If the git checkout fails, you can assume that origin/foo does not exist. (The only other possibility is that things are going very badly wrong, e.g., you have run out of disk space or the storage device is failing, or there are bugs in Git: in both cases all bets are off.) You can at this point go down your "create foo pointing to the same commit as origin/master and use git push -u to ask to create it on origin too" path, and verify that this all works. As usual with git push, you are now racing against anyone else creating foo. Note also that there may not be an origin/master in your own repository, if there was no master on the other Git at the time you did the clone.
Method 2
You can use git ls-remote as you are doing now, which does one complete round-trip operation to the remote (currently via URL, since there is as yet no local clone, hence no remote named origin to store that URL) to determine the set of references it has. If foo does not exist in that repository, you can ask that Git to create it. You can do this a little bit differently, if you like, using a series of local Git operations in a new repository that, as yet, has nothing at all in it:
mkdir <directory>
cd <directory>
git init
git remote add origin <url>
At this point you can run git ls-remote origin, because now there is a remote named origin. However, there are no local branches at all. Now we run into the usual atomicity issues, and "what to do next" depends once again on how you wish to solve them. But if I were not using method 1 or some slight variant of it, this is what I would do next:
# assumes $branch is set to "foo" as needed, and that
# function "die" prints an error message and exits with failure
git fetch origin # bring over all commits and origin/* branches
if branchrev=$(git rev-parse -q --verify origin/$branch); then
# origin/$branch exists, so we want to act like "git clone -b $branch"
git checkout $branch ||
die "unable to check out $branch, cannot proceed"
else
# origin/$branch does not exist: ask to create it pointing to
# origin/master
rev=$(git rev-parse -q --verify origin/master) ||
die "no origin/master exists, cannot proceed"
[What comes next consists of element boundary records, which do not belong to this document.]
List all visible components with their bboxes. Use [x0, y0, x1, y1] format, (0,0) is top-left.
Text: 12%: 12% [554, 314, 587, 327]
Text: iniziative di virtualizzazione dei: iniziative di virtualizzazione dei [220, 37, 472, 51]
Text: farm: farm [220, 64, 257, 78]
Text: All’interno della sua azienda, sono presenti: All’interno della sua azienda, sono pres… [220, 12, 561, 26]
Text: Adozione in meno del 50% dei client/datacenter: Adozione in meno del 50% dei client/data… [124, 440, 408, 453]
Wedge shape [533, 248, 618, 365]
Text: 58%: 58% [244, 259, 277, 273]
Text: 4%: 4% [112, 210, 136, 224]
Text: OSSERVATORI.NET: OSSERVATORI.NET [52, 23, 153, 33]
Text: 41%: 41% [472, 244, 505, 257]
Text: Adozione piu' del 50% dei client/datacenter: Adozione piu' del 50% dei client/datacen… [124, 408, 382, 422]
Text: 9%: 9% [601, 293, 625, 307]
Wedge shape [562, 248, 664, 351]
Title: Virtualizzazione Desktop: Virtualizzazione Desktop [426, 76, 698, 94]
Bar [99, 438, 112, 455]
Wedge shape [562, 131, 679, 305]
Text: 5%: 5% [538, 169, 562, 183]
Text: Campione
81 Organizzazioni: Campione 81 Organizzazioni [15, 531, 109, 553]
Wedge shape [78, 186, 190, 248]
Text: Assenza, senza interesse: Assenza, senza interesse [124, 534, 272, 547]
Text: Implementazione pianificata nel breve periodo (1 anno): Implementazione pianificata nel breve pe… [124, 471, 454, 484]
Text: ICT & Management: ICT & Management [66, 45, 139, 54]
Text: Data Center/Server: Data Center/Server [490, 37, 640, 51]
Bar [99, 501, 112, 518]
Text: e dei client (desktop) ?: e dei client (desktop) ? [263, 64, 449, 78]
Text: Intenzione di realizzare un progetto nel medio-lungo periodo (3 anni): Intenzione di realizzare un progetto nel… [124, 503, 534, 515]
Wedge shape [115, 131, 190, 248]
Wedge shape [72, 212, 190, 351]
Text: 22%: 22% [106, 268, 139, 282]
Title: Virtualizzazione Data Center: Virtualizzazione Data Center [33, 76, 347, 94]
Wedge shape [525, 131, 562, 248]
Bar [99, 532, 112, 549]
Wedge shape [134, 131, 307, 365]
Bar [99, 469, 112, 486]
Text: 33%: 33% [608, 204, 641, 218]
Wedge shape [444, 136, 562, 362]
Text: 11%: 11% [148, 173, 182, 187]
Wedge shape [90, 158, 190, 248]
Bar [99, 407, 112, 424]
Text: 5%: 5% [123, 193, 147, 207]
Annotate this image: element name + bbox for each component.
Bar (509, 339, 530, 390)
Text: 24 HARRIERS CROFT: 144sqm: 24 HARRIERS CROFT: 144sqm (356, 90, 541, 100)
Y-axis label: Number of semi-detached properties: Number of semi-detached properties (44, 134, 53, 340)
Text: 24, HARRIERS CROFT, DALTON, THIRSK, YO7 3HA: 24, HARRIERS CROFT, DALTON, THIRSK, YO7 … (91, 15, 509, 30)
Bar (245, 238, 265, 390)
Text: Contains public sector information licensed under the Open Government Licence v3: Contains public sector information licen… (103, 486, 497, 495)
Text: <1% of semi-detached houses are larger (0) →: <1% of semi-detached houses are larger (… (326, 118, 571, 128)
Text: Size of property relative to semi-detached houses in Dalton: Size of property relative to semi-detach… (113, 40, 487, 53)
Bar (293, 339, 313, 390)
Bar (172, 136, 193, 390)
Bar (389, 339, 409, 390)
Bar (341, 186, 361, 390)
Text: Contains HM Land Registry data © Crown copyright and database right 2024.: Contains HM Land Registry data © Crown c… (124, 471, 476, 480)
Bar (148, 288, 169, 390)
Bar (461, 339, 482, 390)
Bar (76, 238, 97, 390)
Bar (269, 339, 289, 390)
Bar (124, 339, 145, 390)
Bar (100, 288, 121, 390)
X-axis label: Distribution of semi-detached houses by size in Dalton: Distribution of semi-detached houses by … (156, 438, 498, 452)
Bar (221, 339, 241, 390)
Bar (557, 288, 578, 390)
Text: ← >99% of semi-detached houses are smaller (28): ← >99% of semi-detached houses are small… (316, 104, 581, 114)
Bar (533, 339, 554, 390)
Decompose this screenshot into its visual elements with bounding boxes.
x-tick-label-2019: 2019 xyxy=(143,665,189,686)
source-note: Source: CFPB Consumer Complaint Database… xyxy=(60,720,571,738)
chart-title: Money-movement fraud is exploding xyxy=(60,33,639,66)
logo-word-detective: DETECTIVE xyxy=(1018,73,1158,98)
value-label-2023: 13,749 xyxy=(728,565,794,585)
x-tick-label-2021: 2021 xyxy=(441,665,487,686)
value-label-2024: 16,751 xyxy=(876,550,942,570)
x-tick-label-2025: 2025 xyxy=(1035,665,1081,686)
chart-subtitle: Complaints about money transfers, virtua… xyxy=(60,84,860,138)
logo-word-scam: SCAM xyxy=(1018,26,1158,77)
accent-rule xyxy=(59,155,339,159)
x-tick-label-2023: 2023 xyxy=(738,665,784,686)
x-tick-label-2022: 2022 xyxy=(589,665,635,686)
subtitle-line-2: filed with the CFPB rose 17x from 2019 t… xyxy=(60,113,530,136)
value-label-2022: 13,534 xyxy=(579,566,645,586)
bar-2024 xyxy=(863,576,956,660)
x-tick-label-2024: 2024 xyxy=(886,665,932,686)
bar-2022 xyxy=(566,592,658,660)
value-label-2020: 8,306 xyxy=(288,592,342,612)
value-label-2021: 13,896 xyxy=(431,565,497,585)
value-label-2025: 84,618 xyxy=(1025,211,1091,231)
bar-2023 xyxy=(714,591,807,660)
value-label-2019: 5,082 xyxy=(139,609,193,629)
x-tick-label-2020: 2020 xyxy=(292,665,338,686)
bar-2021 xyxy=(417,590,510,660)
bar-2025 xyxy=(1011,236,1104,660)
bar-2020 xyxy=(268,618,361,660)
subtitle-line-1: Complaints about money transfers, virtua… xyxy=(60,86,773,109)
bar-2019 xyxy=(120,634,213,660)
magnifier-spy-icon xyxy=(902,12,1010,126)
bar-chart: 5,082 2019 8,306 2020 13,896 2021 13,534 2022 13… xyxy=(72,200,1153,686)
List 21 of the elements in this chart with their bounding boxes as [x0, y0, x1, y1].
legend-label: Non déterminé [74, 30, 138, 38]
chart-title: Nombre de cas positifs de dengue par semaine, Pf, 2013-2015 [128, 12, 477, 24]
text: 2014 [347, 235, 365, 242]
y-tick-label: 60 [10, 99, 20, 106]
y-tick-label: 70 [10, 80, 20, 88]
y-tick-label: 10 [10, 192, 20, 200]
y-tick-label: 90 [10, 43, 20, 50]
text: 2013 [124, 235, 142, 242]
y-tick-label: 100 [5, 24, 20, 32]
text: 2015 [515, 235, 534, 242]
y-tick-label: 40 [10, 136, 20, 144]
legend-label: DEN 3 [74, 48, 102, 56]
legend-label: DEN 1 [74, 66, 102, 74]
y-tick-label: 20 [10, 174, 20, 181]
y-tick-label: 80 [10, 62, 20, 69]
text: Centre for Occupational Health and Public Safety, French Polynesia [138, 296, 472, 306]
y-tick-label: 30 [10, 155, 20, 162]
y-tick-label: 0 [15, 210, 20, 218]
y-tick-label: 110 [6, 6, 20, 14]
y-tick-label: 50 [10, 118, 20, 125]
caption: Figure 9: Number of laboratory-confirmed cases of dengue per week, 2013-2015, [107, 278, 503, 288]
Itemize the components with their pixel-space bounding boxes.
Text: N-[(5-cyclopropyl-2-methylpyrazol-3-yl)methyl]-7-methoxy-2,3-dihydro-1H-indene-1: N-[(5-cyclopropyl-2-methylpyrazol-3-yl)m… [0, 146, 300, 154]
git checkout -b $branch $rev ||
die "failed to create $branch"
git push -u origin "$branch:refs/heads/$branch" ||
die "failed to create $branch on origin"
fi
The git checkout -b creates the branch in the local repository, and sets it as the current branch. Since the initial commit ID is given by raw commit hash (due to $rev containing the result from git rev-parse), it will have no upstream. You could instead use git checkout -b $branch origin/master but this will set the upstream for the new branch to origin/master, leaving a trap for the unwary if the git push -u fails for some reason (e.g., network failure). You could use git checkout --no-track -b $branch origin/master, but given the test to make sure origin/master is a valid name, we might as well save the hash ID in $rev and use that.
This same bit of shell script—which you could rewrite in Ruby if you like—can be used after a regular old git clone, instead of using the somewhat obscure git init; git remote add ...; git fetch sequence that does everything git clone would do except for the initial git checkout of whichever branch the remote's HEAD indicates.
(In other words, in practice, I'd just run git clone—without the tricky -b part—first, then do everything in the shell script section above except the git fetch step, which is generally unnecessary right after the clone step. If the clone will take a very long time, the extra git fetch might still be useful, since that will then shrink the atomicity race, at the cost of one more round-trip to the server at origin. Nothing can completely close the race, though.)